На плацу непривычно белом от первого снежка было ещё пустынно. От контрольной вахты доносились голоса сотрудников, то ли спорящих, то ли отдающих друг другу распоряжения. Колесов запахнул потуже телогрейку и с наслаждением вдохнул в себя морозный воздух. После чифира сердце гоняло кровь, давала мыслям какую-то ширь, прибавляла воображению какие-то полузабытые, тревожащие, волнующие картинки воли. Они наперегонки бегали в памяти, как резвые кони по просёлочной тихой дороге. Колесову нравились вот такие минуты – когда можно было после душного помещения спального отряда, перед разводом на работу, немного прийти в себя ото сна. К тому же сегодня выпал снег. Он принёс свежесть, и почему то вспомнился Новый год – этот Новый год был особенно в памяти ярким, как не забывается в жизни первая любовь, так и эта встреча с любимой девушкой этого светлого праздника всегда согревала парня. Вот и сейчас он с добродушием вспоминал, как шёл он с Любашей по улице их городка, и медленно падал снег, и было радостно, и вдали, на площади маняще горели огоньки на высокой ёлке… Колесов улыбнулся, наверное со стороны в эти минуты зэк в своей чёрной одежде гляделся даже неестественно с этой искренней улыбкой, стоящий в одиночестве среди пустынной колонии. Но вот с контрольной вахты по селектору дежурный по колонии объявил «подъём», и перестал идти снег, и первые зэки стали выходить в локальные свои сектора, топча ногами снежную чистоту. И мир сразу наполнился привычной скукой для Колесова, он тяжело перевёл дыхание, смахивая доброе воспоминание о прошлой жизни… Он верил, что оно ещё придёт – это славное его воспоминание, придёт ещё не раз, и согреет его душу.

Оступь

Раннее утро. Морозец щекочет лица зэков выстраивающихся по бригадам в локальных секторах. Идёт развод на работу. Нарядчики выводят бригаду за бригадой в рабочую зону.

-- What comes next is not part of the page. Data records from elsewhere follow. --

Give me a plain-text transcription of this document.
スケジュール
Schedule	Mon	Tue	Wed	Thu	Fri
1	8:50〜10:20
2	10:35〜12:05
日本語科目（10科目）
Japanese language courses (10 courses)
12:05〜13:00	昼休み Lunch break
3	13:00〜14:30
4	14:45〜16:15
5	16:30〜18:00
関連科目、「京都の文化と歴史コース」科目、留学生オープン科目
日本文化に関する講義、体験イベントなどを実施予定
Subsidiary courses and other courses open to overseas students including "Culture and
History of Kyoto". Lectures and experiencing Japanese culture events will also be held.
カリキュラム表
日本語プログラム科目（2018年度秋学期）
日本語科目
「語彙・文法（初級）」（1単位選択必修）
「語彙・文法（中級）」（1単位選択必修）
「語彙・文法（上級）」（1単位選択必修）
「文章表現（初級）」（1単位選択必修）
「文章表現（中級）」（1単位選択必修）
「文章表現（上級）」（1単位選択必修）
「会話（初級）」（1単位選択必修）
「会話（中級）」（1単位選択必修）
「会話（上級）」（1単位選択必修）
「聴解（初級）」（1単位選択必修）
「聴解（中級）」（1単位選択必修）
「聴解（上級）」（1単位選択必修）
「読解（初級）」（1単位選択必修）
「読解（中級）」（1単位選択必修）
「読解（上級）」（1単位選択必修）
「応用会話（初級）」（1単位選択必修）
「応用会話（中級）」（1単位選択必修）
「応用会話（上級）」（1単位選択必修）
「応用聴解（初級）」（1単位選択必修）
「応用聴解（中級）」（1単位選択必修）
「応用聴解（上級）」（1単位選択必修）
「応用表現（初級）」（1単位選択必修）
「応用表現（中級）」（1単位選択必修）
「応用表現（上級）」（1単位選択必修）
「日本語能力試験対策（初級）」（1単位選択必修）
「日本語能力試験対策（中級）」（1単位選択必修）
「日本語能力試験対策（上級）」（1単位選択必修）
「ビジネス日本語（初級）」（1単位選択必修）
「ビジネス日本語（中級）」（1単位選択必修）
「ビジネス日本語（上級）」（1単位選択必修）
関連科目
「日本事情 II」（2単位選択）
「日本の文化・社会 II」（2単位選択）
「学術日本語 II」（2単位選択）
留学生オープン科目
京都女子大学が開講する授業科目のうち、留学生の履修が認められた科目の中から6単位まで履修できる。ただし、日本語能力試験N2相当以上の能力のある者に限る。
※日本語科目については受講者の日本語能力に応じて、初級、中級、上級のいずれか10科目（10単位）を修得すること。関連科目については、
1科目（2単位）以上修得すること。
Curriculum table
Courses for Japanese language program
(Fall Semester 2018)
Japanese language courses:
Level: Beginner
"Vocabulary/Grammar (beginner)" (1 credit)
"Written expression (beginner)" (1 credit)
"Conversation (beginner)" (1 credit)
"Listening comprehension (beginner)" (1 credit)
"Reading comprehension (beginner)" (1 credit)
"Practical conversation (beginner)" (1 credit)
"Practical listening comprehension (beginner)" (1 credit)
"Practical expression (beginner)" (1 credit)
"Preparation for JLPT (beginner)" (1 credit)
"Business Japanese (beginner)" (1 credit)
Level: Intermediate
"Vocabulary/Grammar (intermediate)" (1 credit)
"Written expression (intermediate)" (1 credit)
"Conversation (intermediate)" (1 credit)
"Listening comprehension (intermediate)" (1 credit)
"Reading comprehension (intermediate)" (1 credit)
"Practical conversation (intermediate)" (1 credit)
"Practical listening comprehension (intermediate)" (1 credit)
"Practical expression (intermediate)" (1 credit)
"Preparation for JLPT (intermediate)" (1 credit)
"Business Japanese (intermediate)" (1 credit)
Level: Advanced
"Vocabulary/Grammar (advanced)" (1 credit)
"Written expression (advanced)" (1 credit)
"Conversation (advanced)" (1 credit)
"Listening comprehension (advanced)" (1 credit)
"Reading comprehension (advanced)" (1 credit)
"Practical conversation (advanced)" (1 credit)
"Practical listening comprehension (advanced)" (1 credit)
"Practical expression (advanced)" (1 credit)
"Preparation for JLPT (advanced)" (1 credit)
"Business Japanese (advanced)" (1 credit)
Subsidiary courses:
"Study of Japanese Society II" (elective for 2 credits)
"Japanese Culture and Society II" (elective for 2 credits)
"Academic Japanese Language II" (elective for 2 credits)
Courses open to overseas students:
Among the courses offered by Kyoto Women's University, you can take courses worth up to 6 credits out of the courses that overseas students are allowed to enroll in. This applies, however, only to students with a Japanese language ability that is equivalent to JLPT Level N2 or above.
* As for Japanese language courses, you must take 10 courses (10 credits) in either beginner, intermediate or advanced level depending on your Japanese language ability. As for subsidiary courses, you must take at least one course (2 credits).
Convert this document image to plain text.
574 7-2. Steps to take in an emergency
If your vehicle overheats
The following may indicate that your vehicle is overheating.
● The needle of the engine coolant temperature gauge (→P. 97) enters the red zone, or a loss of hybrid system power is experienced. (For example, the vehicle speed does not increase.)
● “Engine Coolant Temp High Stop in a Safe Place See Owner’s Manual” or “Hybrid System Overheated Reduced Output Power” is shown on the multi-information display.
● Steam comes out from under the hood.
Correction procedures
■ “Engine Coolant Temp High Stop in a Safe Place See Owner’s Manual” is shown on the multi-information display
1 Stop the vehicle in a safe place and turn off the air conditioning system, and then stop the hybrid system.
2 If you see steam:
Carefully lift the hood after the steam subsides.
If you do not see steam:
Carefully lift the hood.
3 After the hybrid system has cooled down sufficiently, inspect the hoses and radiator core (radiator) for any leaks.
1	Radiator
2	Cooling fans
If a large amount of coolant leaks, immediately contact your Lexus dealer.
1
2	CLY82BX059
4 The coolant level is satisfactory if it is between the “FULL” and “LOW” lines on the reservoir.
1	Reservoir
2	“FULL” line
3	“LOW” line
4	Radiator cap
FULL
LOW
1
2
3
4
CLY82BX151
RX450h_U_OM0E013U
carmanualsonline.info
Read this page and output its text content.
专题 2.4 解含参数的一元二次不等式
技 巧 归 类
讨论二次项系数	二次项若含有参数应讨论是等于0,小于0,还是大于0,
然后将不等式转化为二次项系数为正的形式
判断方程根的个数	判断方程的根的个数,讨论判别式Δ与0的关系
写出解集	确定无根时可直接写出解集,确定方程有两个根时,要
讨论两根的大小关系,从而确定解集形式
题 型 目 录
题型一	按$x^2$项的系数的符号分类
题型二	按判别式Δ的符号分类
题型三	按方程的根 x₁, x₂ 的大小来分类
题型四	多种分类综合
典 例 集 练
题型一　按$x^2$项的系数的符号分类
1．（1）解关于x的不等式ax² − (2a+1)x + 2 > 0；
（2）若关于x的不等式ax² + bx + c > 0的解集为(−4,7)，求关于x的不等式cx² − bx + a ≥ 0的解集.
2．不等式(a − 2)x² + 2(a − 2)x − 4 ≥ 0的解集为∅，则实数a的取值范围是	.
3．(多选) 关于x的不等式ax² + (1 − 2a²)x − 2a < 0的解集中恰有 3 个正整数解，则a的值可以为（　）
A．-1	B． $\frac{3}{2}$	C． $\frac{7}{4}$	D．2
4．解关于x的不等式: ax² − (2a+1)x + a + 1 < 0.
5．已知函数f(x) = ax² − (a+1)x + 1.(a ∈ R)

- Что приуныл, Колесов! Тут не надо унывать, - это для них здесь работа, а для нас здесь дом! – картавя пробурчал Рыба.
Колесов ухмыльнулся, но промолчал. «Обчифирился небось Рыба» - подумал про себя, ёжась от прохлады.
- Ты мне чем-то сына напоминаешь, такой же твердолобый, - сказал Рыба – Ко мне будет время перед обедом в столярку зайди, чифирнём, братва там будет, - как-то скороговоркой сказал Рыба, уже когда их бригаду вызвал нарядчик.
- Зайду, что не зайти, - пообещал Колесов.
В этой колонии он был недавно. Хотя и старался он быть независимым, а вниманию Рыбы был рад – опытный зэк, может подскажет что полезное «по жизни».
В столярной мастерской дым стоял коромыслом. Зэки стоя в кружке чифирили, смеялись, казалось, что этим людям всё нипочём. Увидев Колесова Рыба только едва кивнул головой, будто приветствуя и приглашая чифирить. Бодрое настроение остальных как-то передалось Колесову, и он улыбался, слушая разговоры бывалых зэков, вспоминающих разные истории.
- А помнишь Рыба Мехрин-лаг, - улыбаясь вспоминал Мопс – крупного телосложения зэк – А чёрного полковника, помнишь, как мы его обдурили?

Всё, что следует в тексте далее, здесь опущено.